Thanks to Jeanne (and by default, Cole), I have been listening to WNYC’s Radiolab podcasts lately. So far, I’ve listened to the ones called “Choice,” “Emergence,” and “Memory and Forgetting.” You should really check out the podcasts. They’re about an hour long, so save it for the commute or something;) I’m not going to get into it completely but here’s a quick recap:
“Choice”–through the exploration of several interesting scientific experiments–explores how the brain makes decisions, almost always influenced by external factors. The conclusion? “The notion of a conscious will is an illusion.” I had some issues with this one, because I believed the experiments focused on solely sensory/empirically-based decisions, not ones in matters of relationships, politics or religion. But still an interesting one worth checking out.
“Emergence” explored the concept of spontaneous order, first focusing on an ant colony, of how complex order springs from a conglomeration of mindless, brainless insects, and then how different personalities of cities and local neighborhoods develop.
To me, the “Memory and Forgetting” podcast has proved the most interesting by far. They explore a series of memory experiments performed on rats. One of the scientists discovered that by introducing a drug at a specific moment when a memory is being created, that you can actually ERASE it. Even more intriguing is that AFTER the memory is being created, when the subject attempt to recall that memory, introduction of the drug at that specific moment of “memory creation” actually ERASES the memory pattern entirely.
One of my favorite films of all time is Eternal Sunshine of the Spotless Mind, a film built on the fictional premise that there is a medical clinic where you could go to in order to have memories–likely painful, hurtful ones–completely erased. However, I had always dismissed the idea of actually erasing specific memories as complete science fiction.

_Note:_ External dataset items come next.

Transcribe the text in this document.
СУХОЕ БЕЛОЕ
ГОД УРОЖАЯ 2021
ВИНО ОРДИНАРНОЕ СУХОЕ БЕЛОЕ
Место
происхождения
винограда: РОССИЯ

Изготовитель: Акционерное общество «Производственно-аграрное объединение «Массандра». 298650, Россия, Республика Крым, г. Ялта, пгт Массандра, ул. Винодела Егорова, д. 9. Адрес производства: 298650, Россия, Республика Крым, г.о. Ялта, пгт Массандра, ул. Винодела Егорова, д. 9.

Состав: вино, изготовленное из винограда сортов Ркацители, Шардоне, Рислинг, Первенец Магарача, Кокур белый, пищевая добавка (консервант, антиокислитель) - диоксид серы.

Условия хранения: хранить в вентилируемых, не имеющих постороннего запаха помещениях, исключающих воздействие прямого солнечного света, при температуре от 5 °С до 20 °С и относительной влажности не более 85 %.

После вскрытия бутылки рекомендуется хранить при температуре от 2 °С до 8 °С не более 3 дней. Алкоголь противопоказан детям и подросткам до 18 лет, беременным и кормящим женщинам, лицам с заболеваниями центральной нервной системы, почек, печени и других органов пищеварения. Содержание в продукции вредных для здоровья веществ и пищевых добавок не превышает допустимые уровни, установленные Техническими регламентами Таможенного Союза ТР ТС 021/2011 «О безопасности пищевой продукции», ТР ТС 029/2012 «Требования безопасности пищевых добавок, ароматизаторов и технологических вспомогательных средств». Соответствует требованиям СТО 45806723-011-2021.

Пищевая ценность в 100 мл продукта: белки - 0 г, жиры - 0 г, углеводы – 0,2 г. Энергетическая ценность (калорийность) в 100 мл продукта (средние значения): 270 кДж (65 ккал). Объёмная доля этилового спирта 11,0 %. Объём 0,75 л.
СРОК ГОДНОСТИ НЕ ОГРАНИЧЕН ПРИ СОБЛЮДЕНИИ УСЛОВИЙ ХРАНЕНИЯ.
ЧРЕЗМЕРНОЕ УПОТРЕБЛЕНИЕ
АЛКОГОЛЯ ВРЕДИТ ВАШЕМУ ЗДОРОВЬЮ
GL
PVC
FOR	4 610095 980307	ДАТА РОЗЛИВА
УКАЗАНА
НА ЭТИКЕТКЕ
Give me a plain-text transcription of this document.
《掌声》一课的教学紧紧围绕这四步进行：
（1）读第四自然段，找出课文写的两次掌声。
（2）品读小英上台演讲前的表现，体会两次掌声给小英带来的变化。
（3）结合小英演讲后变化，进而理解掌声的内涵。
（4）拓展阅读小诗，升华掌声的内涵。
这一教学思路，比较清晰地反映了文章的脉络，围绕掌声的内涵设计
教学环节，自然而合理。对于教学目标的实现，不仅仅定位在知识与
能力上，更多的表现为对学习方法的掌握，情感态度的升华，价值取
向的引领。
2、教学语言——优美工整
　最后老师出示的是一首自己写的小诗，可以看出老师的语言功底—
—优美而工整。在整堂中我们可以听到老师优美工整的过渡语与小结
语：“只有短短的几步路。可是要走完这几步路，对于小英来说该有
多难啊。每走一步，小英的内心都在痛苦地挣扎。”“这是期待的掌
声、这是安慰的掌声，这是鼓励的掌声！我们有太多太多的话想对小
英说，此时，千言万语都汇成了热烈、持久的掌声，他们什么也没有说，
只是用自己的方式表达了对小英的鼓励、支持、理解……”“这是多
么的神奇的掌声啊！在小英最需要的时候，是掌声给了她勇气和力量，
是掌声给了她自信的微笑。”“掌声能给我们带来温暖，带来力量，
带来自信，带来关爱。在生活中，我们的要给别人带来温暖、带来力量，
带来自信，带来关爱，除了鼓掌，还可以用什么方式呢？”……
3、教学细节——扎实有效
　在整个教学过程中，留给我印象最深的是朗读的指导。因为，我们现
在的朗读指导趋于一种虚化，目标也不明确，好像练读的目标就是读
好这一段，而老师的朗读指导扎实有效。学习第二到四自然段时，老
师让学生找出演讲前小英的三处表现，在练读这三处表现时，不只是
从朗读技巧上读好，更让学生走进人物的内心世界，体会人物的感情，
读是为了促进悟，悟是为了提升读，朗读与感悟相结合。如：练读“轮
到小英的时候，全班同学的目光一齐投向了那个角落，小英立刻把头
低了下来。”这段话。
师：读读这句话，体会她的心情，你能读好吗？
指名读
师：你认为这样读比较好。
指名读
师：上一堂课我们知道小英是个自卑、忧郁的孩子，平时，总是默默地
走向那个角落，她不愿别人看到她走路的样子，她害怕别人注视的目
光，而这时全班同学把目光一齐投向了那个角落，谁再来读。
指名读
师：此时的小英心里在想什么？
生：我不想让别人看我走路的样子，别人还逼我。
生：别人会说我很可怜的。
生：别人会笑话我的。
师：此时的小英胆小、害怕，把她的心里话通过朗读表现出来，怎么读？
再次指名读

What the podcast revealed is that this movie was released two years after this scientist published his findings, that it is actually possible to erase a specific memory after it has been created. At one point, one of the podcasters says “An act of remembering is an act of creation,” meaning, that there is no secret vault or brain RAM locked away inside of ourselves that hold a “true memory” of reality. Everytime we remember an event in the past, our brains are actually re-creating the memory, so that what we “remember” will never be completely accurate. And the specific drug inhibits this memory-creating process for that specific event, if the memory is tied to a specific impression or trigger. So the memory is essentially “erased,” even though that terminology is slightly inaccurate.
The podcast also explores planting false memories (scary stuff) and included examples from law school of how faulty eyewitnesses can be.
Jodie and I tried to plant a false memory in Oscar last night. Didn’t work.
The podcast concludes with a unique case of amnesia. Interesting story which, again, you can should check out when you’ve got the time…
Jeanne asked me if I would ever want to have painful memories erased, and what kind of person I think I would be if I were walking around with only happy memories. I’ve actually thought of this before because of the Eternal Sunshine movie, but I’ve always concluded that I would want all my memories intact, the lovely and the painful. Anything less would be a half-life.
Maybe that’s simple, maybe that’s naive, but eradicating any memory of suffering–in my opinion–would diminish the importance of joy. My pain and suffering–as minimal as it may be compared to others–in addition to the happy memories has made me into the person I am. Memories may be hard and painful but they belong to me.
Not to mention, there’s something within me that rebels against that concept because throughout history, God has always emphasized the art of remembering. He commanded altars of remembrance everywhere along the 40-year trail of wandering among the Israelites. His prophets lamented how Israel had forgotten where they came from and who they are. Christ–breaking bread and pouring out wine said–“Do this in remembrance of Me.” Christ, whose sole purpose in coming to earth was to redeem through suffering, some of His last words were essentially: “Remember…The good AND the bad.”
There’s a pattern of redemptive suffering in Christ’s life that I’m still trying to work out the implications for in my own life.
And I need my memory in order to do that.